Mengenai rasa puas yang dia peroleh karena membantu orang yang merawat, Martha berkata, ”Dukungan yang saya berikan membuat mereka tidak terlalu kewalahan dalam merawat orang yang mereka sayangi. Mengetahui bahwa tim hospis sama-sama menanggung beban sudah melegakan mereka.”

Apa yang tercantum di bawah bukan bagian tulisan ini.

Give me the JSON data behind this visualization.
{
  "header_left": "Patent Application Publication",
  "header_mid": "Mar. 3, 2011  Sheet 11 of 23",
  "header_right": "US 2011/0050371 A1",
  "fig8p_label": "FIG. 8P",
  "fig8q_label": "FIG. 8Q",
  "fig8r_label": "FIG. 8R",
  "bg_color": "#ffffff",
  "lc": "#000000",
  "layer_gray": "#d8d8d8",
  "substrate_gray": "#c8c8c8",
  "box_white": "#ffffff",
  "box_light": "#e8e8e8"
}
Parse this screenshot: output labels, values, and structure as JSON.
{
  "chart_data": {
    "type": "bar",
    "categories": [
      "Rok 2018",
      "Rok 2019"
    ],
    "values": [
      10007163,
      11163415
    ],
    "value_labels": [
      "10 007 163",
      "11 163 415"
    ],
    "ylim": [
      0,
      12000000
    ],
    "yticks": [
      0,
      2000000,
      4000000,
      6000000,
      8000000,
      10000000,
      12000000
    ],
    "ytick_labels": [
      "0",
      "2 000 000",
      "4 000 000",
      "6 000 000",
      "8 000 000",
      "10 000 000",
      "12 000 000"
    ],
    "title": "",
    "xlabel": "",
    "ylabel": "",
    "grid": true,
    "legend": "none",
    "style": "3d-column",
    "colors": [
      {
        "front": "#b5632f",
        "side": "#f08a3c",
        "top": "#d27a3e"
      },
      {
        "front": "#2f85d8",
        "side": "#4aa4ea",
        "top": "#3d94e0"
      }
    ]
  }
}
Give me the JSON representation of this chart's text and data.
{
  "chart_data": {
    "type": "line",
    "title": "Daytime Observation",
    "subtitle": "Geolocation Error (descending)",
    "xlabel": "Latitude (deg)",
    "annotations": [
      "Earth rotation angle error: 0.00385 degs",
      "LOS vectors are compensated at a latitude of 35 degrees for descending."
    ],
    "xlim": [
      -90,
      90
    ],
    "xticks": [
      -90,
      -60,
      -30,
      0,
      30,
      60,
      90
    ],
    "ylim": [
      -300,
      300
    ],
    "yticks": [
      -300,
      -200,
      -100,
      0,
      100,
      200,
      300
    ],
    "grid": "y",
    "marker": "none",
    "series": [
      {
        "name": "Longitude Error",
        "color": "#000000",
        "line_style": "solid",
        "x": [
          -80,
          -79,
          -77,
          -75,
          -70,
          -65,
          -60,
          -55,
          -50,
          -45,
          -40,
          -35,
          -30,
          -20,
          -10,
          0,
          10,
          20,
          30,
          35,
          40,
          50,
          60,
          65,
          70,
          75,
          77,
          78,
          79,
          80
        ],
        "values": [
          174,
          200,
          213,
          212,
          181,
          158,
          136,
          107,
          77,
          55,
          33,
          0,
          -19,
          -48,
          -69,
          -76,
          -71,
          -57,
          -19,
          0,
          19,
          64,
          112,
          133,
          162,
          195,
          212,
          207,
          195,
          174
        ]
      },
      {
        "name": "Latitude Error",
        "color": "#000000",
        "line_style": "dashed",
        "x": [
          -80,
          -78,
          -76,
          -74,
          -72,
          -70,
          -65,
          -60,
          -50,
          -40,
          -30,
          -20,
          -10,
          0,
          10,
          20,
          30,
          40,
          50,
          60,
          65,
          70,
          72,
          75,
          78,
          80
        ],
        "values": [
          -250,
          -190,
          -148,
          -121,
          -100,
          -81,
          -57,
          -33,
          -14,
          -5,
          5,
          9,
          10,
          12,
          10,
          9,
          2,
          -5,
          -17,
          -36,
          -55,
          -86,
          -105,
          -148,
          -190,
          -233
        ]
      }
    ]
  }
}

Jika tersedia di daerah Anda, perawatan hospis bisa menjadi pilihan yang realistis dan pengasih, selain rumah sakit atau panti wreda. Jeanne, yang dikutip di awal, senang karena ia memilih perawatan hospis untuk ibunya. Dia berkata, ”Mama bisa terus berada di rumah dikelilingi sanak keluarga, yang memberi dia dukungan secara fisik, emosi, serta rohani, dan pada waktu yang sama mendapat perawatan dan pengobatan yang diperlukan agar ia merasa nyaman. Semua personel hospisnya terampil dan bersimpati. Saran dan keahlian mereka sangat berharga. Saya yakin inilah perawatan yang Mama inginkan.”
[Kutipan di hlm. 17]
Tenaga profesional yang siap dihubungi sangat penting dalam perawatan hospis
[Kotak/Gambar di hlm. 16]
”Kami Bisa Mendampinginya”
Isabel, seorang wanita di Meksiko yang ibunya berjuang melawan kanker payudara selama 16 tahun hingga itu menyebar dan tidak tersembuhkan, menuturkan, ”Saya dan keluarga sangat khawatir akan apa yang bakal Mama derita. Kami berdoa agar dia tidak menanggung nyeri hebat yang dirasakan banyak pasien kanker stadium terminal sebelum meninggal. Seorang dokter di Meksiko sini, yang berspesialisasi dalam meringankan rasa sakit, menjadi jawaban atas doa-doa kami. Dia berkunjung sekali seminggu, memberikan obat pereda nyeri yang cocok, memberi kami petunjuk yang cermat dan gampang diikuti tentang pemakaiannya, serta cara merawat Mama. Lega rasanya kami bisa menghubungi dia kapan pun, siang atau malam, dan dia pasti datang. Kami sangat bersyukur melihat Mama bebas dari nyeri dan tenang selama hari-hari terakhirnya, bahkan menikmati sedikit makanan yang bisa dia makan. Kami bisa mendampinginya di rumah hingga ia meninggal sewaktu tidur.”
[Kotak di hlm. 17]
Bila Akhir Mendekat
Jagalah agar seprai tetap bersih, kering, dan tidak kusut. Ubahlah posisi tidur pasien secara teratur agar tubuhnya tidak lecet dan gantilah pakaian dalam atau popok dewasanya jika ia tidak bisa mengendalikan buang air kecil atau besar. Jika diperlukan, saat buang air besar bisa diatur dengan obat atau larutan garam yang dimasukkan lewat dubur. Pada saat-saat terakhir, makanan dan air mungkin tidak diperlukan lagi. Basahi selalu mulutnya dengan potongan es atau kapas basah dan pelembap bibir. Menggenggam tangannya akan sangat menghibur, dan ingatlah bahwa ia bisa jadi mendengar hingga saat terakhir.